Seus anseios e ambições são individuais e
desvinculados de um “bem social”. As
incoerências de Jasão em sua referência
como “povo”, se encontram justamente
nesse ponto, uma vez que faz de seu
conhecimento sobre os pobres da Vila do
Meio-Dia uma mercadoria cultural – da
mesma maneira em que Creonte fazia com
a música popular de Jasão –, no qual a
esperança é um produto de venda.
Jasão – Seu Creonte, eu venho do cú do mundo, esse é que é o meu maior tesouro Do povo eu conheço cada expressão, cada rosto, carne e osso, o sangue, o couro... Jasão – Não fique pensando que o povo é nada, carneiro, boiada, débil mental, pra lhe entregar tudo de mão beijada Quer o quê? Tirar doce de criança? Não. Tem que produzir uma esperança de vez em quando pra a coisa acalmar e poder começar tudo de novo Então, é como planta, o povo, pra poder colher, tem que semear, Chegou a hora de regar um pouco Ele já não lhe deu tanto? Em ações, prédios, garagens, carros, caminhões, até usinas, negócios de louco... Pois então? Precisa saber dosar os limites exatos da energia Porque sem amanhã, sem alegria, um dia a pimenteira vai secar Em vez de defrontar Egeu no peito, baixe os lucros um pouco e vá com jeito, bote um telefone, arrume uns espaços pras crianças poderem tomar sol Construa um estádio de futebol, pinte o prédio, está caindo aos pedaços Não fique esperando que o desgraçado que chega morto em casa do trabalho, morto, sim, vá ficar preocupado em fazer benfeitoria, caralho! Com seus ganhos, o senhor é que tem que separar uma parte e fazer melhorias [..] Ao terminar, reúna com todos, sem exceção e diga: ninguém tem mais prestação atrasada. Vamos arredondar as contas e começar a contar só a partir de agora... (BUARQUE; PONTES, 1998, p. 112; 113-114.)

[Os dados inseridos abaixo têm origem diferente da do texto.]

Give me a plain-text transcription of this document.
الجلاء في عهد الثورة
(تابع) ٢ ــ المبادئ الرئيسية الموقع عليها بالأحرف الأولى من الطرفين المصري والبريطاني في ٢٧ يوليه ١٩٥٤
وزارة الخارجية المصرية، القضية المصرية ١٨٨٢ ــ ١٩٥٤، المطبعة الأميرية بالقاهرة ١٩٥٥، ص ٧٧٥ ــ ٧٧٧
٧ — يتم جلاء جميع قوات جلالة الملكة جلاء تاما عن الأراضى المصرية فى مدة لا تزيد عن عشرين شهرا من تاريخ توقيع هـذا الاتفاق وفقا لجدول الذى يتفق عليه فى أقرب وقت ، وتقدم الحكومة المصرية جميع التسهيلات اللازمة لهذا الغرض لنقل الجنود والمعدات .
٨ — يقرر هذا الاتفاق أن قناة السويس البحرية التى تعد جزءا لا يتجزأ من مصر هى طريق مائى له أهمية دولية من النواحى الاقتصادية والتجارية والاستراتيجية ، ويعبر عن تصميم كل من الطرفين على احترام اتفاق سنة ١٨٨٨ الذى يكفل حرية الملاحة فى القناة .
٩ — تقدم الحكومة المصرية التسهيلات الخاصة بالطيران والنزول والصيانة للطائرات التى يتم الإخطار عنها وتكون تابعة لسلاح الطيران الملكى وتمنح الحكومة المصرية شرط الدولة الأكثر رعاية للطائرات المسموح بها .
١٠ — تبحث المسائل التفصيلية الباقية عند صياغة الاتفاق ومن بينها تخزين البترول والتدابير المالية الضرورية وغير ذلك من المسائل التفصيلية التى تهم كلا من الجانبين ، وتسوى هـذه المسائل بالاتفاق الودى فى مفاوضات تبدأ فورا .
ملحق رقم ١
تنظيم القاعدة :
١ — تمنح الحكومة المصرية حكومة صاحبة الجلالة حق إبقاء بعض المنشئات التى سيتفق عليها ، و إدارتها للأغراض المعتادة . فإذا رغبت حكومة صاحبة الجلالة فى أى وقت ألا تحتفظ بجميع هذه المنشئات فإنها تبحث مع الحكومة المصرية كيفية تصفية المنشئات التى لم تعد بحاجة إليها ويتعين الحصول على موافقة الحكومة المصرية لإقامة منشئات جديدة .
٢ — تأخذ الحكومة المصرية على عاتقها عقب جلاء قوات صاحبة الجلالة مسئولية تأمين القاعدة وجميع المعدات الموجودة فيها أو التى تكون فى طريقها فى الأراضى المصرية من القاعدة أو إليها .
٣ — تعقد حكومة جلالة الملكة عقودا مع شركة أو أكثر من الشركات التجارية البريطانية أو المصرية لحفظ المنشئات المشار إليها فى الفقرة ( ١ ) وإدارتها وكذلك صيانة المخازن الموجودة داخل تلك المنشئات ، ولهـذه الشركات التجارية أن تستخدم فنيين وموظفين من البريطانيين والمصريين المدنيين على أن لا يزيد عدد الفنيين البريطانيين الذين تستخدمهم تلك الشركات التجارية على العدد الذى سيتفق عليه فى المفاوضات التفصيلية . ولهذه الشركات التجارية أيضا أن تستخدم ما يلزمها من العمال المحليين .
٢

A ironia na fala de Jasão demonstra
que a busca pelos anseios da coletividade
começava a se dificultar com o início do
desenvolvimento de um individualismo
17
específico; aquele concernente ao
deslumbramento da indústria cultural, do
dinheiro fácil, da propaganda; enfim, das
maravilhas do consumo oferecidas pelo
“milagre econômico brasileiro”. É
justamente com esse espírito que, agora,
Jasão possui plenos direitos de se sentar na
cadeira de Creonte. O protagonista lhe
oferece todas as armas para desvincular o
movimento de Egeu de unir a população
pobre contra as dívidas impostas.
Enquanto Jasão persuadia Creonte a
fazer o mais sensato para que o dono da
Vila do Meio-Dia pudesse manter-se no
domínio, Egeu dialogava com Joana,
preocupado com suas promessas de
vingança desesperada. Como mentor
ideológico dos problemas da população,
Egeu buscou convencê-la a agir
prudentemente e com o auxílio de todos
contra Creonte.
Egeu – Vai me prometer, tem que me jurar que de hoje em diante vai ficar quietinha, bico calado... Joana – Essa não... [...] Egeu – Então, não conte mais comigo, Joana Joana – Mas, mestre, Creonte rouba, me engana, me destrói, me carrega até meu macho e eu fico de bico calado? Baixo a cabeça? [...] Egeu – Se quer brigar, perfeito, Só vim lhe pedir pra brigar direito [...] Então, se você fica prevenida, fingindo que esqueceu, levando a vida como se nada fosse, sem qualquer provocação, então se ele quiser
te despejar na rua – e ele pode – não vai poder porque vai dar um bode, todo mundo vai ficar do seu lado, Creonte vai ficar paralisado na proporção da força que dispõe Mas em vez disso, não, você se põe A agredir, xingar, abrir o berreiro em tudo que é esquina, bar e terreiro, você se isola, perde a aprovação dos seus vizinhos, fica sem razão [...] A gente avança só quando é mais forte do que o nosso inimigo. A sua sorte é ligada à sorte de todo mundo na vila. Trabalhador, vagabundo, humilhado, ofendido, devedor atrasado, quem paga com suor as prestações da vida é seu amigo Quem leva na cabeça está contigo, está naturalmente do teu lado Então, cada passo tem que ser dado por todos. Se você avançar só, Creonte te esmaga sem dor, nem dó Compreendeu, comadre Joana? (Silêncio) [...]. (BUARQUE; PONTES, 1998, p. 120;121)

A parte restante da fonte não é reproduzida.